The Truth About Hack Schools - luu
http://www.fastcompany.com/3023456/become-an-ios-developer-in-8-weeks-the-truth-about-hack-schools
======
gregjor
I'm all for anyone who wants to learn programming to get that opportunity, and
I support non-traditional education as long as it's not a scam. But these hack
schools and boot camps just can't be graduating significant numbers of
developers ready to do real work, unless I'm missing something.

I learned how to program in the mid-1970s. I was in high school so I had no
bills, no kids, and lots of spare time. My grandparents bought a terminal and
dial-up modem for me so I had access to timesharing systems from my room. I
had two mentors available who both worked as programmers. I read every book I
could find, read and wrote code every day for three years, learned every
language I could find a compiler or interpreter for. When I eventually got a
job as a programmer I was a junior making decent but not great money. I still
had a lot to learn at that time.

Programming was much simpler back then. The languages and tools were an order
of magnitude (at least) less complicated than today. Getting a terminal and
text-based application to work is a lot easier than developing a web
application or mobile app today. I've been able to gradually add skills over
the years as new technology comes out; I can't imagine how long it would take
to get productive with software development today.
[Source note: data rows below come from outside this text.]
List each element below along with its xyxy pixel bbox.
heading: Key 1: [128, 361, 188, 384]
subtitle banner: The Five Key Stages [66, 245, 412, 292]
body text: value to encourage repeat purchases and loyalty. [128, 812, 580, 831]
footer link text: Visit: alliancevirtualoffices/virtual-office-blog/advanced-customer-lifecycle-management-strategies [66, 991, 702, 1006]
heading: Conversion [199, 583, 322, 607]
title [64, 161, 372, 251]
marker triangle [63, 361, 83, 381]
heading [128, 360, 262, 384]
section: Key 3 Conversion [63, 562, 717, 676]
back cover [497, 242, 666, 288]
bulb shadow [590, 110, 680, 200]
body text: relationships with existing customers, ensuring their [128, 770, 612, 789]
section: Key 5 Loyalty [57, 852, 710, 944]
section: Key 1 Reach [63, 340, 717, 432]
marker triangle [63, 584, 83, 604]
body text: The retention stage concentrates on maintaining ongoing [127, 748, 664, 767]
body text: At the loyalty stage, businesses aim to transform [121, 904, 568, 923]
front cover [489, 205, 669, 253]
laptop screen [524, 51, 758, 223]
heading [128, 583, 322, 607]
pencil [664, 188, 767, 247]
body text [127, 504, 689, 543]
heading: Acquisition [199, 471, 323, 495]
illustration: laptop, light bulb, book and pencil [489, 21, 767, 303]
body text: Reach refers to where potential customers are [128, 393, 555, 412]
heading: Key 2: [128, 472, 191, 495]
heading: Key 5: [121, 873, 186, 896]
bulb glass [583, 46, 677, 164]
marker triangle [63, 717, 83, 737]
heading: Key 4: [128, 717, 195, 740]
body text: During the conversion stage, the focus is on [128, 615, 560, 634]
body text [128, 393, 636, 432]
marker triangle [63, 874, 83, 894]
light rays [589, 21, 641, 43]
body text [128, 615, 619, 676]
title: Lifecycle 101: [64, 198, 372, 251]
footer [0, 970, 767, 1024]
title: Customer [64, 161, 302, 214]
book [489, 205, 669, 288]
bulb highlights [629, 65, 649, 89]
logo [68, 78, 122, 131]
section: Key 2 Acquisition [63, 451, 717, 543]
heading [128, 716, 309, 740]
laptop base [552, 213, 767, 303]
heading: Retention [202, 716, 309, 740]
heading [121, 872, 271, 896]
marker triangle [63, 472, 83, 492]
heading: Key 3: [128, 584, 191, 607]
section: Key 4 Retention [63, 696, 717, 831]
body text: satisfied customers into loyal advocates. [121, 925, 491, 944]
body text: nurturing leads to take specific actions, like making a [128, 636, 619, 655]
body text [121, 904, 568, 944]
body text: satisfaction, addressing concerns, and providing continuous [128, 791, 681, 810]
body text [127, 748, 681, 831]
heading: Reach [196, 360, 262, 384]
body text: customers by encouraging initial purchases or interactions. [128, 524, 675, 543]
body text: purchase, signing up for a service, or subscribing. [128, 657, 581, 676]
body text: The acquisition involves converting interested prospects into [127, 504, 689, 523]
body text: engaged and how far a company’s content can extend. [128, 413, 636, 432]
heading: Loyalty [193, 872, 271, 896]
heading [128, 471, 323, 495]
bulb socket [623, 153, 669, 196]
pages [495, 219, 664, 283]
Maybe the bootcampers and hackers are a lot smarter than I was, but I doubt
they are that much smarter, or more motivated, or have more free time and
energy. I can't see how anyone who doesn't already have years of programming
experience is going to spend a few weeks or months in even intense courses and
come out ready to develop something more serious than a Rails tutorial-level
to-do list app.

If anyone has personal experience with these hack schools and boot camps and
can explain how they can cram so much information and experience into such a
short time I'm interested in how that works.